Pertumbuhan DPK dalam valuta asing dalam 9 bulan terakhir juga jauh lebih cepat daripada dalam Rupiah. Ini terjadi sejalan dengan perbaikan ekonomi dunia dan peningkatan harga sejumlah komoditas andalan Indonesia yang mendorong aktivitas ekspor-impor dalam 9 bulan terakhir. Sayangnya, peningkatan pendapatan tersebut tidak lantas ditransmisikan ke konsumsi di dalam negeri.

Mengapa? Salah satu alasannya adalah berkurangnya optimisme masyarakat terhadap kondisi ekonomi. Hasil survey Bank Indonesia di bulan Juni menunjukkan kembali melemahnya indeks ekspektasi dan kepercayaan konsumen terhadap kondisi ekonomi dan daya beli selama 6 bulan ke depan, meskipun sempat menguat di awal tahun.

3. Jadi bukan karena faktor disruptive economy?

Maraknya e-commerce memang berperan terhadap berkurangnya pelanggan di pertokoan dan pusat perbelanjaan. Tapi kalaulah hanya itu penyebabnya, maka semestinya dampaknya hanya pada sisi hilirnya, yaitu para _retailers_, tidak sampai ke hulu (produsen).

Namun faktanya, bukan hanya pertokoan dan mal-mal, tetapi pabrik-pabrik pengolahan juga menahan produksi. Perlambatan produksi sudah terjadi di banyak industri, mulai dari industri pakaian, peralatan listrik, sepeda motor, farmasi, plastik, bahkan juga sudah merambah ke sejumlah industri makanan dan minuman. Artinya, bukan hanya cara membelinya yang bergeser, tetapi permintaan juga melemah, sehingga produksi pun terpaksa ditahan, bahkan dikurangi.

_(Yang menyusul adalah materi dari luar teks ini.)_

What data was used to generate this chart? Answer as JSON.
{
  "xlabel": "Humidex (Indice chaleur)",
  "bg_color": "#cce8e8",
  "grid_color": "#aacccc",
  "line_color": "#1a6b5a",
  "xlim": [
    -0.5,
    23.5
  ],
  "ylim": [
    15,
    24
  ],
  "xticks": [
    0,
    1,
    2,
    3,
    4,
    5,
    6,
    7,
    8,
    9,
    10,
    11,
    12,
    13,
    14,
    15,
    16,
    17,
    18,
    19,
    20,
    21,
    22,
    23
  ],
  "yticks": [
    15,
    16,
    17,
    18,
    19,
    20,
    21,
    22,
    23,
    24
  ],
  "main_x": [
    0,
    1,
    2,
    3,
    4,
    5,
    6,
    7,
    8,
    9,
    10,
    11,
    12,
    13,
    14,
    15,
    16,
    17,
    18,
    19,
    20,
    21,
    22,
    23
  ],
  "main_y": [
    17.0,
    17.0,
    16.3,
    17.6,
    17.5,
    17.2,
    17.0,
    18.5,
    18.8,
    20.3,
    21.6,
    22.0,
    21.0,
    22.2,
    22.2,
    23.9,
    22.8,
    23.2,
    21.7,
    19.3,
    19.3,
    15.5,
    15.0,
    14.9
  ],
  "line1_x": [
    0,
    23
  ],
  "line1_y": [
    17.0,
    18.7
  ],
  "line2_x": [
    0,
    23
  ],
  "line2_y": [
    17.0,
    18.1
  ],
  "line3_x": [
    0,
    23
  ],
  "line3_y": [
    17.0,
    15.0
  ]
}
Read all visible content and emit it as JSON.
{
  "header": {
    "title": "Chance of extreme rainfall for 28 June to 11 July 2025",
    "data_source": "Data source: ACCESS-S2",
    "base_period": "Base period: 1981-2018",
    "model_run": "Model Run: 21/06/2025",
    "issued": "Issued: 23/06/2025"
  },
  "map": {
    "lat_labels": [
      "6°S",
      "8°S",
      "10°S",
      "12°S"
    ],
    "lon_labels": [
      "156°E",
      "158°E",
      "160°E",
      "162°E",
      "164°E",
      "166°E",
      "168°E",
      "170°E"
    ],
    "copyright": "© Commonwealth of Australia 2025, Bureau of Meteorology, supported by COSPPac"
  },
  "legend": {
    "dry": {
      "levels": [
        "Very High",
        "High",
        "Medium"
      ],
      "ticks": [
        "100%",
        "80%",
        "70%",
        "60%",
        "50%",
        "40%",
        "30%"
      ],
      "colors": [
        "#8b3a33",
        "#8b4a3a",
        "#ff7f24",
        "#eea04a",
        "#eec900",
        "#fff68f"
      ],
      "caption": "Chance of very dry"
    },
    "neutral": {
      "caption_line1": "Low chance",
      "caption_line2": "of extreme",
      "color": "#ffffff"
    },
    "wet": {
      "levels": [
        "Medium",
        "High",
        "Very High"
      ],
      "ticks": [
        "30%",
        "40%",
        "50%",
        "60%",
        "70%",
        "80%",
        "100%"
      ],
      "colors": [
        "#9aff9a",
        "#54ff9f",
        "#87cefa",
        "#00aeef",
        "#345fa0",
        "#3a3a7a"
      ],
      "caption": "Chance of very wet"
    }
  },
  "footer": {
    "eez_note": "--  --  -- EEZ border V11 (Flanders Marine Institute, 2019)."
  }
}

Kita semua tentu sangat tidak berharap terjadi penurunan daya beli dan kelesuan ekonomi, namun sebagai analis dan akademisi kita harus menyampaikan fakta dengan jujur agar kebijakan pemerintah yang sedang giat mendorong ekonomi tidak _misleading.

Mohammad Faisal, Pengamat Ekonom Center of Reform on Economics (CORE).